De mala e cuia rumo ao planalto

“Eis o produto de nossas angústias, de nossos riscos e do suor de nossas vidas, eis a cidade que o extraordinário Lúcio Costa disse já nascer adulta” Juscelino Kubitschek, discurso na chegada a Brasília em 20 de abril

Redação Jornal de Brasília

17/04/2020 11h19

Atualizada 20/04/2020 16h12

Olavo David Neto e Vítor Mendonça
[email protected]

O dia 20 de abril é um dos poucos marcos em comum entre Rio de Janeiro e Brasília. Nesta data, em 1960, Juscelino Kubitschek se dirigiu pela última vez ao Palácio do Catete, sede da Presidência na cidade que, por 197 anos, sediou os maiores poderes do Brasil, seja enquanto capital colonial, enquanto metrópole do império brasileiro ou berço da República nacional. Acompanhado da esposa, Sarah, das filhas Márcia e Maria Estela e da mãe, Júlia, o presidente chegou ao prédio histórico às 9h. Na calçada do edifício, ao contrário do que o próprio JK esperava, uma aglomeração aguardava a primeira-família brasileira.

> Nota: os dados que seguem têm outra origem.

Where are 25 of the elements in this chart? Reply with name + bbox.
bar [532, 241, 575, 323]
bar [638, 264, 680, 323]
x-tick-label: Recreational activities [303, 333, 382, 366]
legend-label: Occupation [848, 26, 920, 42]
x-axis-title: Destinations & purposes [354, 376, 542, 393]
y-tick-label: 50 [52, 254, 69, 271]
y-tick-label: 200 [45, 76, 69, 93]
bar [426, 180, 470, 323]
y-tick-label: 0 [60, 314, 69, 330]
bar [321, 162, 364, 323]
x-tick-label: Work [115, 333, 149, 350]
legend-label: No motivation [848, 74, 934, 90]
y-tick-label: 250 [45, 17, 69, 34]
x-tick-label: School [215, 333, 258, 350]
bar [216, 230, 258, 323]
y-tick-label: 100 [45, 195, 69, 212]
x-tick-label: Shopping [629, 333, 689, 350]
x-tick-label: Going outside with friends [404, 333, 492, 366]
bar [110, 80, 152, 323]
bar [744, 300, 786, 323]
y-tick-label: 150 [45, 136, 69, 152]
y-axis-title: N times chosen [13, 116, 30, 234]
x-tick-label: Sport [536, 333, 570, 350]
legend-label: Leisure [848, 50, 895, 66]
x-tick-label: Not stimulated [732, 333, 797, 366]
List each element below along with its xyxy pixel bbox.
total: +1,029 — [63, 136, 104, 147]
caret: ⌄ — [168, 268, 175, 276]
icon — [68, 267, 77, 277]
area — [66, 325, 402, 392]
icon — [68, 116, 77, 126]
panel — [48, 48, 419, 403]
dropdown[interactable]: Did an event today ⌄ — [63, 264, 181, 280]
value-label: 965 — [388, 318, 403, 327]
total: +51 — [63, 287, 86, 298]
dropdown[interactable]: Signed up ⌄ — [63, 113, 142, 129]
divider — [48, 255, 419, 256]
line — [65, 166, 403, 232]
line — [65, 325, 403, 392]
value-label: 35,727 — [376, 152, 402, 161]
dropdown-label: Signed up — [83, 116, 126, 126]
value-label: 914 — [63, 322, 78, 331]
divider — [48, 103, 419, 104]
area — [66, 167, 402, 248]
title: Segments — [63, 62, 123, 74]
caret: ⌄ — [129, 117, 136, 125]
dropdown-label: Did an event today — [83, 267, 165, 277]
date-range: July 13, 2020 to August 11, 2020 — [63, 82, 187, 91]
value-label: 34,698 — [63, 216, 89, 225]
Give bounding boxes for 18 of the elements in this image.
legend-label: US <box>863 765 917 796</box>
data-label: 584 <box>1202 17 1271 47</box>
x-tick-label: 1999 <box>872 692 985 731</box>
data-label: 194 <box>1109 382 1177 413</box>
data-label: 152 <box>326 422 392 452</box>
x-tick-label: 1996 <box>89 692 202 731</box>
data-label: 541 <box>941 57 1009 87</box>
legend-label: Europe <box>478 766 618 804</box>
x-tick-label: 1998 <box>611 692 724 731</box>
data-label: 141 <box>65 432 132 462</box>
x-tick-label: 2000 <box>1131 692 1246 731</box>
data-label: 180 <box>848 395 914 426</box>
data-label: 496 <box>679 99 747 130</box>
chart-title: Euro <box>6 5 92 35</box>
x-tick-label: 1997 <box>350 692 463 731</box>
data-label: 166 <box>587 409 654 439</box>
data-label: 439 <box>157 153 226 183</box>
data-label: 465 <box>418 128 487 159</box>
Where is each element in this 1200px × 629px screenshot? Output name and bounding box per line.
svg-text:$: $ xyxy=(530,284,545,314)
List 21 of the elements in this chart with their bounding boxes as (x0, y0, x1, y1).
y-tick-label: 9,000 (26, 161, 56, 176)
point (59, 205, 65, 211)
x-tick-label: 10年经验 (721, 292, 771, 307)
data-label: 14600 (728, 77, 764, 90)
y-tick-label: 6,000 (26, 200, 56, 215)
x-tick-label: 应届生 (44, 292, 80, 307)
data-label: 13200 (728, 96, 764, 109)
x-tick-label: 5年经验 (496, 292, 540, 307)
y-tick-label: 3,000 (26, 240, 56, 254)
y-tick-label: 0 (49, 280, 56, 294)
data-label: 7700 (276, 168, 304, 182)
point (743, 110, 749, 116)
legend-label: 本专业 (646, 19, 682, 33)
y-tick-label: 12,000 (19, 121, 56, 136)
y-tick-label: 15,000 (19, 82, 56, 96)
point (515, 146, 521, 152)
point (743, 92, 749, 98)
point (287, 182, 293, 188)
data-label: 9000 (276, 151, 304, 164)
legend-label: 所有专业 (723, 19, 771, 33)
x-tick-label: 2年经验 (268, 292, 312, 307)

Pouco antes, o chefe do Executivo e a primeira-dama receberam da Câmara Municipal do Rio o título de Grandes Beneméritos da cidade. Apesar de arrancar dali os maiores poderes do país, Juscelino propiciou algumas transformações indispensáveis ao funcionamento do antigo município neutro, e inclusive assinou as concessões de crédito para que a Cidade Maravilhosa não se quedasse inviável quando da sua transformação em Estado da Guanabara. O povo carioca, a despeito da perda do status de capital, aparentemente louvava o presidente.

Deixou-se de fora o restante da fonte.